Does anyone know why the output shape is turning out like that and how to fix it so that it’s 1x1x520x520?

As explained in the paper the spatial size of the output depends on the output_stride:

Recall that output stride is defined as the ratio of input image spatial resolution to final output resolution. For example, when output stride = 8, the last two blocks (block3 and block4 in our notation) in the original ResNet contains atrous convolution with rate = 2 and rate = 4 respectively.

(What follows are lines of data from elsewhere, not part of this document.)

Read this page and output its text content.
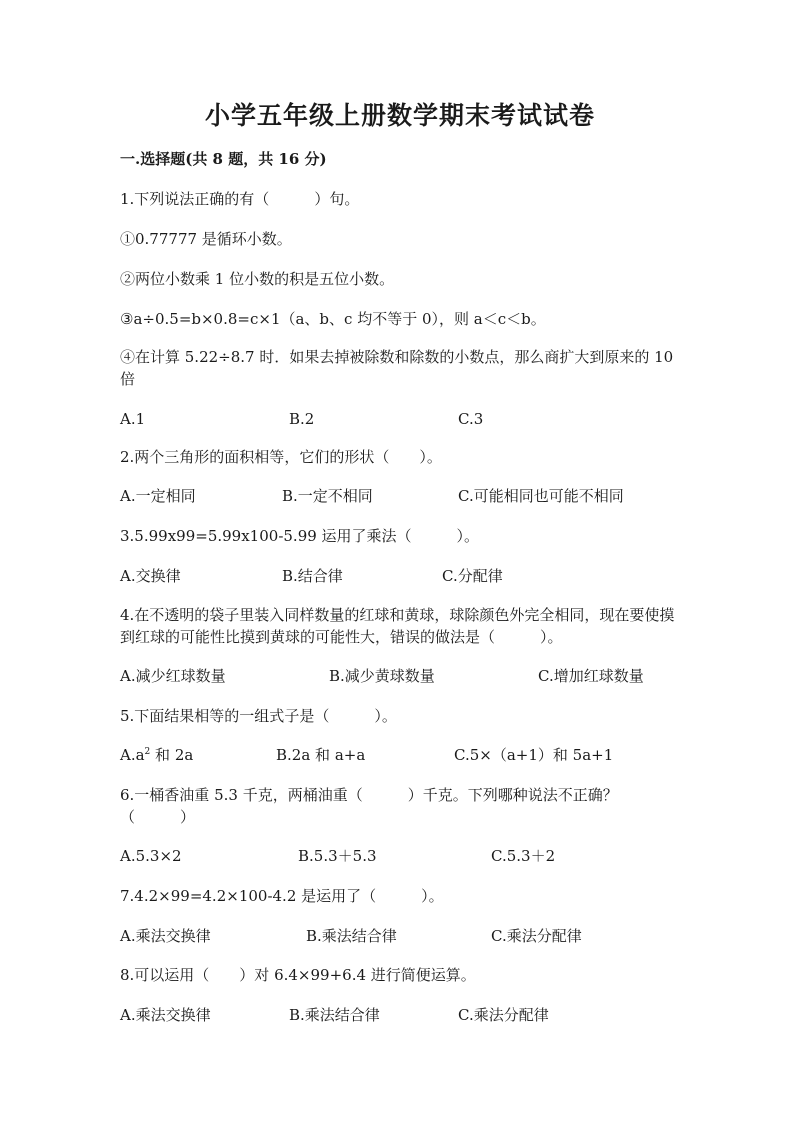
小学五年级上册数学期末考试试卷
一.选择题(共 8 题，共 16 分)
1.下列说法正确的有（　　　）句。
①0.77777 是循环小数。
②两位小数乘 1 位小数的积是五位小数。
③a÷0.5=b×0.8=c×1（a、b、c 均不等于 0），则 a＜c＜b。
④在计算 5.22÷8.7 时．如果去掉被除数和除数的小数点，那么商扩大到原来的 10 倍
A.1	B.2	C.3
2.两个三角形的面积相等，它们的形状（　　）。
A.一定相同	B.一定不相同	C.可能相同也可能不相同
3.5.99x99=5.99x100-5.99 运用了乘法（　　　）。
A.交换律	B.结合律	C.分配律
4.在不透明的袋子里装入同样数量的红球和黄球，球除颜色外完全相同，现在要使摸到红球的可能性比摸到黄球的可能性大，错误的做法是（　　　）。
A.减少红球数量	B.减少黄球数量	C.增加红球数量
5.下面结果相等的一组式子是（　　　）。
$A.a^2$ 和 2a	B.2a 和 a+a	C.5×（a+1）和 5a+1
6.一桶香油重 5.3 千克，两桶油重（　　　）千克。下列哪种说法不正确？（　　　）
A.5.3×2	B.5.3＋5.3	C.5.3＋2
7.4.2×99=4.2×100-4.2 是运用了（　　　）。
A.乘法交换律	B.乘法结合律	C.乘法分配律
8.可以运用（　　）对 6.4×99+6.4 进行简便运算。
A.乘法交换律	B.乘法结合律	C.乘法分配律
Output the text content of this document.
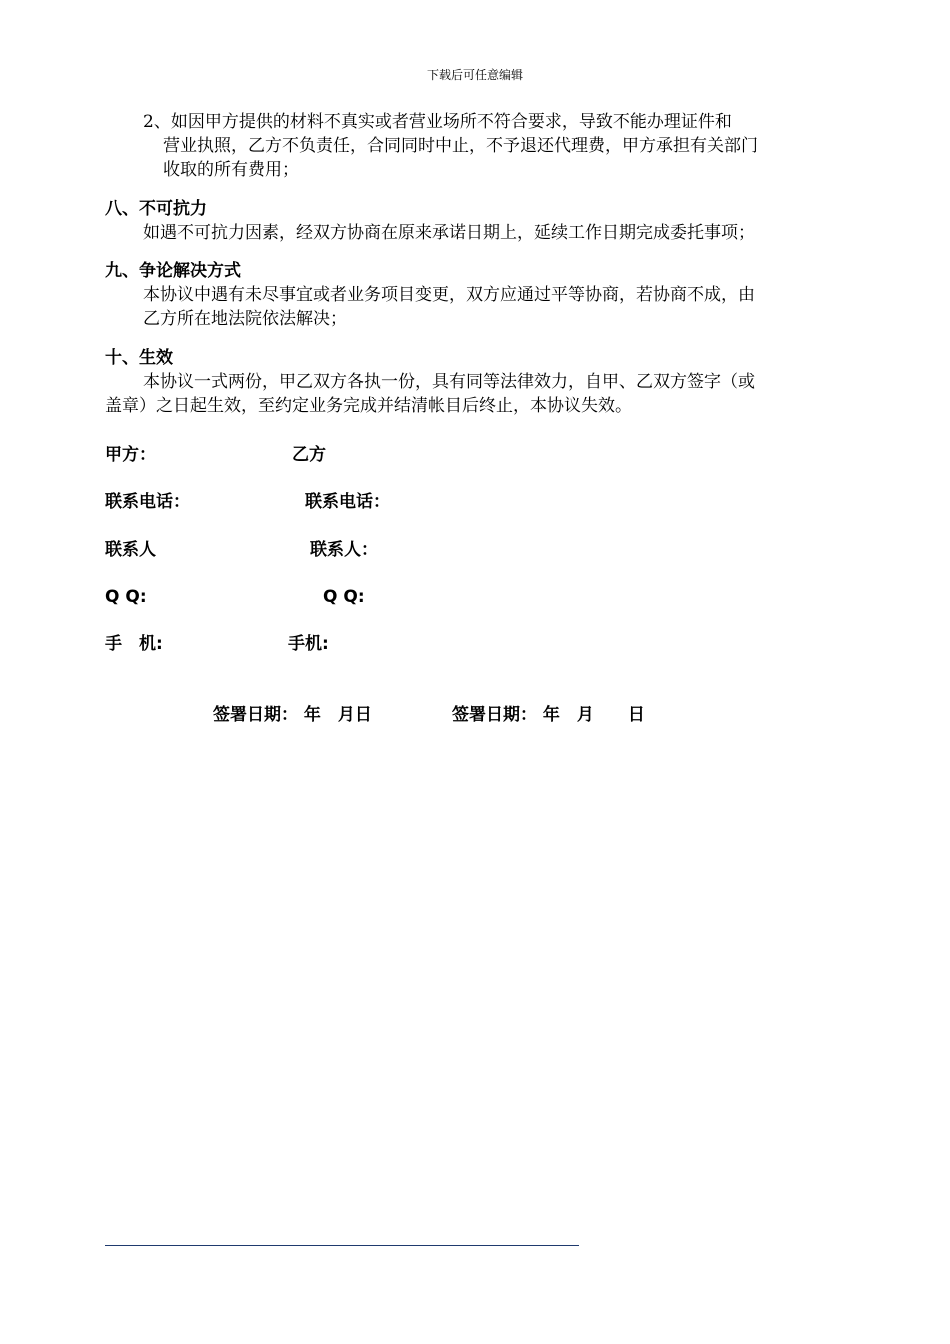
下载后可任意编辑
2、如因甲方提供的材料不真实或者营业场所不符合要求，导致不能办理证件和
营业执照，乙方不负责任，合同同时中止，不予退还代理费，甲方承担有关部门
收取的所有费用；
八、不可抗力
如遇不可抗力因素，经双方协商在原来承诺日期上，延续工作日期完成委托事项；
九、争论解决方式
本协议中遇有未尽事宜或者业务项目变更，双方应通过平等协商，若协商不成，由
乙方所在地法院依法解决；
十、生效
本协议一式两份，甲乙双方各执一份，具有同等法律效力，自甲、乙双方签字（或
盖章）之日起生效，至约定业务完成并结清帐目后终止，本协议失效。
甲方：	乙方
联系电话：	联系电话：
联系人	联系人：
Q Q:	Q Q:
手　机:	手机:
签署日期： 年　月日	签署日期： 年　月　　日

And it seems the logits were upsampled:

Upsampling logits: In our previous works [ 10 , 11 ], the target groundtruths are downsampled by 8 during training when output stride = 8. We find it important to keep the groundtruths intact and instead upsample the final logits, since downsampling the groundtruths removes the fine annotations resulting in no back-propagation of details.

The 21 output channels should represent 20 classes + (I guess) 1 background class as given in the docs:

These weights were trained on a subset of COCO, using only the 20 categories that are present in the Pascal VOC dataset. Also available as DeepLabV3_ResNet50_Weights.DEFAULT.

Okay, starting to make more sense but I’m still a bit confused - so what should I do if I want the output image to have a shape of 520x520?

And how do I change the number of classes (I tried setting the num_classes parameter in the model to 1 but that gets an error saying that the model expected 21 for that parameter).

You are trying to load pre-trained model weight to it.
Don’t need pre-trained weight
use :
deeplabv3_resnet50(weights=None,num_classes=1)
and if it’s necessary, try:

Thanks, I just ended up just removing the last layer and it worked great.